Die zweite Woche mit Sport ist rum, und ich habe es geschafft, drei mal die Woche zu gehen.
So langsam kommt meine alte Kondition wieder in Sichtweite und das angenehme Körpergefühl kommt langsam wieder zurück.
Immer wieder faszinierend, was zwei Wochen regelmäßigen Sports für Geist und Körper tun können und wie sehr man sich selbst in dieser kurzen Zeit verändert.

EM läuft

Es geht los, die EM ist da.

Bisher ist das Fieber an mir vorbeigegangen ,  kommt aber sonst auch immer erst mit den Turnier.

Das TV-Event des Jahres hat nun also begonnen und wird uns die nächsten Wochen vor die Fernseher ziehen und emotional mitleben lassen.

 

Geburtstag

Meine Tochter hat Geburtstag, und feiert ihren Tag mit ihrer besten Freundin auf einer Sommerrodelbahn.

Wärend die Kinder eine Abfahrt nach der anderen genießen, komme ich langsam in die grübelnde Phase, wo die letzten neun Jahre geblieben sind.

Mein liebster Feind

Wiedermal Kleinkrieg auf der Arbeit und seit Wochen habe ich mich mit einem Kollegen bis auf die totale Ignoranz zerstritten, nachdem ich feststelle, das die freundschaftliche Mine, die er mir immer zeigte, ein falsches Gesicht war und das er hinter meinem Rücken eine ganz andere Meinung von mir hatte.
Nun war irgendwie klar, das diese Falschheit nicht nur bei mir irgendwann auffällt und mißfällt, sondern auch bei anderen.
So hat er es geschafft, es sich so mit immer mehr seiner Kollegen zu „versauen“.
Die, die nun noch übrig sind, gehören zu denen, die ihre Lektion (was ihn betrifft) wohl noch lernen müssen und dann irgendwann eine reiche Portion Menschenkenntnis reicher sind.
Die, mit denen er es sich nach mir noch weiter verspielt hat, sind dummerweise seine direkten Vorgesetzten.
Man kann sagen Lügen haben kurze Beine oder Hochmut kommt vor dem Fall.
So hat er es sich irgendwie total selbst verbaut und ich werde nicht mit dem bösen Finger auf ihn zeigen und dabei hoffen, ihn noch böser dastehen zu lassen.
Ich werde mich nicht auf dieses Lästerniveau begeben und halte mich still im Hintergrund und beobachte und warte einfach ab, was passiert.
Natürlich trotzdem mit einem inneren Lächeln.

Wieder ganz

Eigentlich hatte ich das Gerät schon abgeschrieben und mich ja auch schon längst um Ersatz gekümmert.

Und trotzdem wollte ich den PC-Schrauber-Laden hier um die Ecke mal draufgucken lassen.

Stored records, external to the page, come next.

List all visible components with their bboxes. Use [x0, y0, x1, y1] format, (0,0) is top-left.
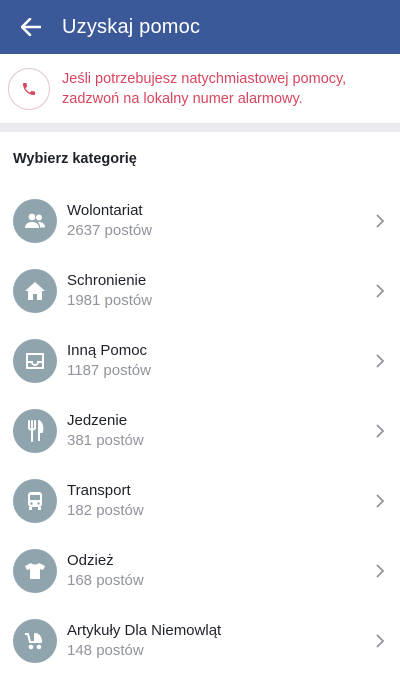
category-item[interactable]: Artykuły Dla Niemowląt 148 postów	[0, 606, 400, 676]
people-icon	[13, 199, 57, 243]
chevron-right-icon	[360, 424, 400, 438]
category-item[interactable]: Wolontariat 2637 postów	[0, 186, 400, 256]
chevron-right-icon	[360, 634, 400, 648]
category-item[interactable]: Jedzenie 381 postów	[0, 396, 400, 466]
category-title: Transport	[67, 482, 131, 499]
fork-knife-icon	[13, 409, 57, 453]
category-count: 168 postów	[67, 572, 144, 589]
stroller-icon	[13, 619, 57, 663]
section-divider	[0, 124, 400, 132]
arrow-left-icon	[21, 18, 41, 36]
category-title: Artykuły Dla Niemowląt	[67, 622, 222, 639]
category-count: 1187 postów	[67, 362, 151, 379]
chevron-right-icon	[360, 214, 400, 228]
category-title: Inną Pomoc	[67, 342, 148, 359]
category-count: 2637 postów	[67, 222, 153, 239]
shirt-icon	[13, 549, 57, 593]
category-count: 182 postów	[67, 502, 144, 519]
category-title: Jedzenie	[67, 412, 128, 429]
back-button[interactable]	[0, 0, 62, 54]
category-item[interactable]: Odzież 168 postów	[0, 536, 400, 606]
app-bar: Uzyskaj pomoc	[0, 0, 400, 54]
chevron-right-icon	[360, 494, 400, 508]
category-title: Schronienie	[67, 272, 147, 289]
category-item[interactable]: Inną Pomoc 1187 postów	[0, 326, 400, 396]
category-title: Wolontariat	[67, 202, 143, 219]
category-item[interactable]: Transport 182 postów	[0, 466, 400, 536]
phone-icon-circle[interactable]	[8, 67, 50, 110]
category-list: Wolontariat 2637 postów Schronienie 1981…	[0, 186, 400, 676]
page-title: Uzyskaj pomoc	[62, 15, 201, 38]
category-count: 1981 postów	[67, 292, 153, 309]
category-count: 381 postów	[67, 432, 144, 449]
category-item[interactable]: Schronienie 1981 postów	[0, 256, 400, 326]
alert-text: Jeśli potrzebujesz natychmiastowej pomoc…	[62, 70, 347, 107]
chevron-right-icon	[360, 354, 400, 368]
house-icon	[13, 269, 57, 313]
section-title: Wybierz kategorię	[13, 151, 137, 167]
category-title: Odzież	[67, 552, 114, 569]
phone-icon	[23, 82, 35, 95]
category-count: 148 postów	[67, 642, 144, 659]
emergency-alert: Jeśli potrzebujesz natychmiastowej pomoc…	[0, 54, 400, 124]
chevron-right-icon	[360, 284, 400, 298]
tray-icon	[13, 339, 57, 383]
chevron-right-icon	[360, 564, 400, 578]
bus-icon	[13, 479, 57, 523]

Hätten sie den Fehler nicht beheben können, wäre es halt so und das Ding würde in den Müll wandern.

Aber nun war’s doch nur ein lockeres Kabel und nun geht er einfach wieder…und das nach dem er n halbes Jahr kaputt in der Ecke lag.

Nun geht er wieder..ich freu mich 

Die erste Woche Sport

Bin froh, das ich es heute doch noch zum Sport geschafft habe.

Heute bin ich genau eine Woche (wieder) dabei und so langsam kommt die sportliche Belastung in mir an und so langsam geht’s aufwärts mit der Kondition.

Noch eine Woche und vielleicht ist es dann so, als wäre es nie anders gewesen.

Graal-Müritz

Überschaubarer Ort mit Seebrücke.

Meine Arbeit hier ist getan, Pflicht erfüllt.

Einmal noch Meerblick tanken und dann geht’s nach Hause.

Beim Blick auf den Horizont kommen die Erinnerungen.Ostseeurlaube längst vergangener Zeiten.

Zimmer

Die dunkelste Seite einer Dienstreise.

Nach der Arbeit und der verbleibenden Freizeit endet man doch an seiner, aufs nötigste begrenzte, Schlafstätte.

Allein in der Fremde bleibt nur ein Einzelzimmer in einem Hotel oder Pension, was die schlafende Brücke zwischen den Arbeitstagen schlagen soll.

So ein Zimmer kann eingerichtet sein wie man will, es ist und wird nichts eigenes und nicht mehr als die kleine einsame Insel, weit weg von dem, was im Leben wirklich wichtig ist.

Der Vorteil von allein und weit weg ist, zurück blicken können auf das, was zurück geblieben ist, was im Leben wichtig ist, dann oft nur zu nah ist, um es richtig wahrnehmen zu können.